Similarly, unusually easy monetary conditions over long periods can threaten the effective functioning of financial markets. In recent years, we have documented: recurrent “flash crashes”; waves of Risk-On and Risk-Off behavior; persistent “anomalies” from normal price relationships; growing evidence that normal “price discovery” has been suppressed; and finally, the near-collapse of the US Treasuries market in September 2019 and March 2020. Moreover, easy monetary conditions lead to continuing increases (bubbles?) in the prices of virtually all financial assets and often to real assets (like houses and other property) as well. For a long while, these price increases can mask the other undesired consequences of easy monetary conditions but, as “fundamentals” eventually reassert themselves, a price collapse can easily follow.
Another side effect of easy monetary conditions could be a reduction in potential growth rates. The possibility of “malinvestments” and wasted resources was raised by Friedrich Hayek in the 1930s and has also been treated increasingly seriously by the BIS, OECD, and IMF in recent years. A well-functioning economy, with expanding growth potential, has ample room for companies to both exit and enter. However, there is growing evidence that easy monetary conditions discourage both processes from working effectively. In many counties, the birth and death rates of companies have in fact been falling sharply as indeed have measures of productivity growth.

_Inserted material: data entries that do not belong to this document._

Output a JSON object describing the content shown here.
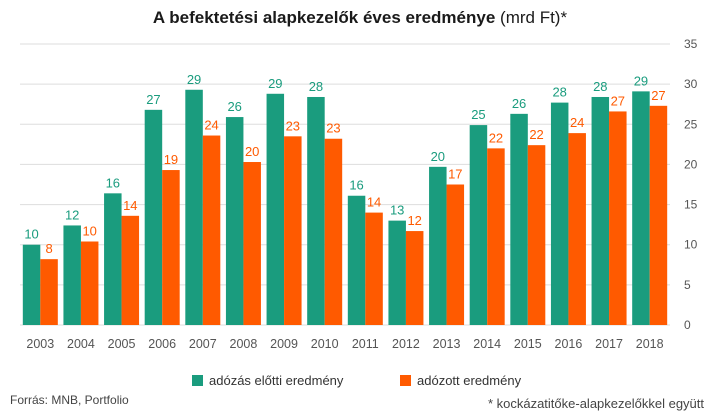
{
  "title_main": "A befektetési alapkezelők éves eredménye",
  "title_unit": "(mrd Ft)*",
  "source": "Forrás: MNB, Portfolio",
  "footnote": "* kockázatitőke-alapkezelőkkel együtt",
  "colors": {
    "pre_tax": "#1a9c7e",
    "after_tax": "#ff5a00",
    "grid": "#dddddd",
    "axis_text": "#555555"
  },
  "chart_data": {
    "type": "bar",
    "title": "A befektetési alapkezelők éves eredménye (mrd Ft)*",
    "categories": [
      "2003",
      "2004",
      "2005",
      "2006",
      "2007",
      "2008",
      "2009",
      "2010",
      "2011",
      "2012",
      "2013",
      "2014",
      "2015",
      "2016",
      "2017",
      "2018"
    ],
    "series": [
      {
        "name": "adózás előtti eredmény",
        "values": [
          10,
          12,
          16,
          27,
          29,
          26,
          29,
          28,
          16,
          13,
          20,
          25,
          26,
          28,
          28,
          29
        ],
        "exact": [
          10.0,
          12.4,
          16.4,
          26.8,
          29.3,
          25.9,
          28.8,
          28.4,
          16.1,
          13.0,
          19.7,
          24.9,
          26.3,
          27.7,
          28.4,
          29.1
        ]
      },
      {
        "name": "adózott eredmény",
        "values": [
          8,
          10,
          14,
          19,
          24,
          20,
          23,
          23,
          14,
          12,
          17,
          22,
          22,
          24,
          27,
          27
        ],
        "exact": [
          8.2,
          10.4,
          13.6,
          19.3,
          23.6,
          20.3,
          23.5,
          23.2,
          14.0,
          11.7,
          17.5,
          22.0,
          22.4,
          23.9,
          26.6,
          27.3
        ]
      }
    ],
    "yticks": [
      0,
      5,
      10,
      15,
      20,
      25,
      30,
      35
    ],
    "ylim": [
      0,
      35
    ],
    "y_axis_side": "right",
    "grid": true,
    "legend": "bottom"
  }
}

Nor is this the end of the list of unintended consequences. Easy money in advanced countries spills over into emerging market countries threatening them with the same kind of distortions and exposures. Rising inequality, especially in the distribution of wealth, can have important social and political implications. Ironically, the extended reach of central bank actions could even threaten their cherished “independence”. Finally, since monetary easing in any individual (big) country generally affects the exchange rate, it invites retaliation (currency wars) and also protectionism (trade wars). None of this is desirable.
A fundamental complication is that once well embarked on this path, it is not obvious how a central bank gets off it. There is a kind of “debt trap.” Tightening policy, given high debt levels and the other unintended consequences of past easing, could trigger the very crisis the initial easing was designed to avoid. Conversely, failing to tighten invites still more unintended consequences.
The paper considers some possible scenarios leading to higher future inflation, but concludes that an excessively disinflationary outcome seems more likely. In this event, fiscal policy will have to be used more aggressively (as has been the case since the pandemic) and orderly debt restructurings should be encouraged. This might require some prior structural reforms. The OECD, the IMF, and the Group of Thirty have all recently contended that existing restructuring procedures in most countries are inadequate to deal with the many insolvencies likely to emerge in the near future.